Les responsables informatiques des établissements de santé sont confrontés à un défi majeur : déployer l’intelligence artificielle de manière efficace et durable. La clé du succès réside dans une approche centrée sur les utilisateurs, la mesure de l’engagement réel et l’anticipation des contraintes réglementaires, selon le Dr Thomas Kelly, cofondateur et PDG de Heidi Health.
Au lieu de se contenter de projets pilotes, il est crucial de bâtir une stratégie d’adoption solide, en commençant par identifier des « super-utilisateurs » au sein de chaque service. Ces experts cliniques permettront de déterminer les applications les plus pertinentes de l’IA et de s’assurer qu’elles s’intègrent parfaitement aux flux de travail existants, tant à l’intérieur qu’à l’extérieur du dossier patient électronique (DPE).
« L’une des choses les plus importantes que nous ayons constatées est de rassembler ce qui ressemble presque à un conseil ou à un comité de super-utilisateurs au sein des organisations », explique le Dr Kelly.

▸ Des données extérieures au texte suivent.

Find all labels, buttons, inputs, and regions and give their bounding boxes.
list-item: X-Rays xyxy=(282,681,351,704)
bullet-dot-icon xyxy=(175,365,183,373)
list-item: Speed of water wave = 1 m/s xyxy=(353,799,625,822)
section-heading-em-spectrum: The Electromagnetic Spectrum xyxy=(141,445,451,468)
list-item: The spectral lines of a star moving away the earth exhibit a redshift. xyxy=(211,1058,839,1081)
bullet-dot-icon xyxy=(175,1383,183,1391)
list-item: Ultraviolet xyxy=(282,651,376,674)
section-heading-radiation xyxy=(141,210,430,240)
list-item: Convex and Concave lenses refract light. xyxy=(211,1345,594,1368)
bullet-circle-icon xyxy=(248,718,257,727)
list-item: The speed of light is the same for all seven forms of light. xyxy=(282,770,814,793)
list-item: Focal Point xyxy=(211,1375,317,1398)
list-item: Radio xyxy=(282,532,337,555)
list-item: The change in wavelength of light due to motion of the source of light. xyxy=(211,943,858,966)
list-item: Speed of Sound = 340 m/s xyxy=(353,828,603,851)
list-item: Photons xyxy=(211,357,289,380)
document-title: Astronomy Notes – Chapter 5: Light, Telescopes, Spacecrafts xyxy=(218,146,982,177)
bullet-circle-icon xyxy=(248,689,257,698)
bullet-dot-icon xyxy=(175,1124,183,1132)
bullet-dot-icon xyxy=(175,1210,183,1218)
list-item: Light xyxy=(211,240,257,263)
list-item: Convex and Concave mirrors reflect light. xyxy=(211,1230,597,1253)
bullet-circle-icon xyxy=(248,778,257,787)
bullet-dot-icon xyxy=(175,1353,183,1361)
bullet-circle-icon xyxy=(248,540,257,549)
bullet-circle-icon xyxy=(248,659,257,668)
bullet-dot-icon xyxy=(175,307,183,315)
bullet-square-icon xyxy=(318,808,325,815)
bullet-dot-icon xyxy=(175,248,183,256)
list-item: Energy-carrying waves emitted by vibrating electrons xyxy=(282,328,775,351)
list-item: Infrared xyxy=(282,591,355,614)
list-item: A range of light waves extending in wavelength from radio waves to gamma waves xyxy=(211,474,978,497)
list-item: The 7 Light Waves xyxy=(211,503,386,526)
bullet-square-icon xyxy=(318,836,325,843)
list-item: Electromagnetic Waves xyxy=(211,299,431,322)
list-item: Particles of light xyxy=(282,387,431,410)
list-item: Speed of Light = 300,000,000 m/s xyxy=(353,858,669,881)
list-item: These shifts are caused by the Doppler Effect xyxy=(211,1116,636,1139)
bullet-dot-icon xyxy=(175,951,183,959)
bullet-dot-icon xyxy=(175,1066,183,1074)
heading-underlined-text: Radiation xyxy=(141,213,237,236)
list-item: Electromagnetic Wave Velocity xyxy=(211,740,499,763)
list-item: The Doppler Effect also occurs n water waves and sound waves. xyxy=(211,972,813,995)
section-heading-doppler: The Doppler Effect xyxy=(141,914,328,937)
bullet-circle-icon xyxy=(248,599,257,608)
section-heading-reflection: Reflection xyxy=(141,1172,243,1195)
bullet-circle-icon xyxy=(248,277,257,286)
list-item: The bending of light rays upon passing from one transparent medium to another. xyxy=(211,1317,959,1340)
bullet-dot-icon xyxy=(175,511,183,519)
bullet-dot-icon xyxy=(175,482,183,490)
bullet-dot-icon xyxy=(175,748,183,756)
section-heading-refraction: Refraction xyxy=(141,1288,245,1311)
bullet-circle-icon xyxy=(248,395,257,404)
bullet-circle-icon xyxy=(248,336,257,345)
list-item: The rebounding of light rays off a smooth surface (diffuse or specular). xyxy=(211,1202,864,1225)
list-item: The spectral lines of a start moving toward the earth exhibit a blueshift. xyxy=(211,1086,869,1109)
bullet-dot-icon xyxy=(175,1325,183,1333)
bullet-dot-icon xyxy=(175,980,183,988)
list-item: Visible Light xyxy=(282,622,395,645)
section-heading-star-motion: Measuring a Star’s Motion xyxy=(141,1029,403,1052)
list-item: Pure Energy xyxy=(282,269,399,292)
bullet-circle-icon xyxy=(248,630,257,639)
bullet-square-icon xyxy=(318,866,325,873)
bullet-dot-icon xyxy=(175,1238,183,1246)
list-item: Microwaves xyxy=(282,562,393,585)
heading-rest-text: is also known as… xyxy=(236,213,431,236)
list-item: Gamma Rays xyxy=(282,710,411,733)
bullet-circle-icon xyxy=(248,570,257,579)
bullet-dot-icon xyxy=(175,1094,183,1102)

Cette équipe doit identifier les points de friction spécifiques à chaque spécialité et créer des modèles, des exemples concrets et des démonstrations rapides pour faciliter l’apprentissage.
L’adoption ne se mesure pas au nombre de licences achetées, mais à l’utilisation effective de l’outil par les cliniciens. Le Dr Kelly préconise une approche par étapes, avec des critères de sortie clairs pour les phases alpha et bêta, basés sur des seuils d’activité hebdomadaire et une couverture spécialisée. Il recommande notamment d’atteindre un taux d’utilisation d’au moins 80 % parmi les cliniciens éligibles, idéalement au quotidien.
Pour maximiser l’impact, l’IA ne doit pas être limitée au DPE. Elle peut être utilisée pour synthétiser des informations, préparer des réunions multidisciplinaires, résumer des documents et faciliter la préparation des consultations. En permettant aux cliniciens d’utiliser l’IA dans différents contextes, on augmente sa valeur et sa fréquence d’utilisation.
« Nous devons qu’au moins 80 % des cliniciens l’utilisent, au moins une fois par semaine, idéalement tous les jours », insiste le Dr Kelly. Il met en garde contre l’achat massif de licences sans suivi de l’engagement réel, soulignant que la rapidité avec laquelle l’utilisation se concentre parmi les cliniciens en exercice est un indicateur clé de succès.
Par ailleurs, les établissements de santé doivent anticiper les évolutions réglementaires. Certaines fonctions de l’IA, comme le résumé de conversations médicales, pourraient être considérées comme des dispositifs médicaux, impliquant des obligations en matière de gouvernance, de gestion de la qualité et de signalement d’incidents. Aux États-Unis, il est important de surveiller les outils qui pourraient relever de la réglementation de la FDA.
En fin de compte, l’objectif est d’accroître la capacité des cliniciens à prendre en charge davantage de patients, sans augmenter les effectifs. L’IA peut aider à automatiser certaines tâches, à synthétiser des informations et à améliorer l’efficacité des flux de travail, libérant ainsi du temps pour les soins directs aux patients.
« En réalité, il s’agit d’augmenter la capacité. C’est ce qui m’a toujours tenu à cœur. C’est la chose qui, à mon avis, compte le plus », conclut le Dr Thomas Kelly.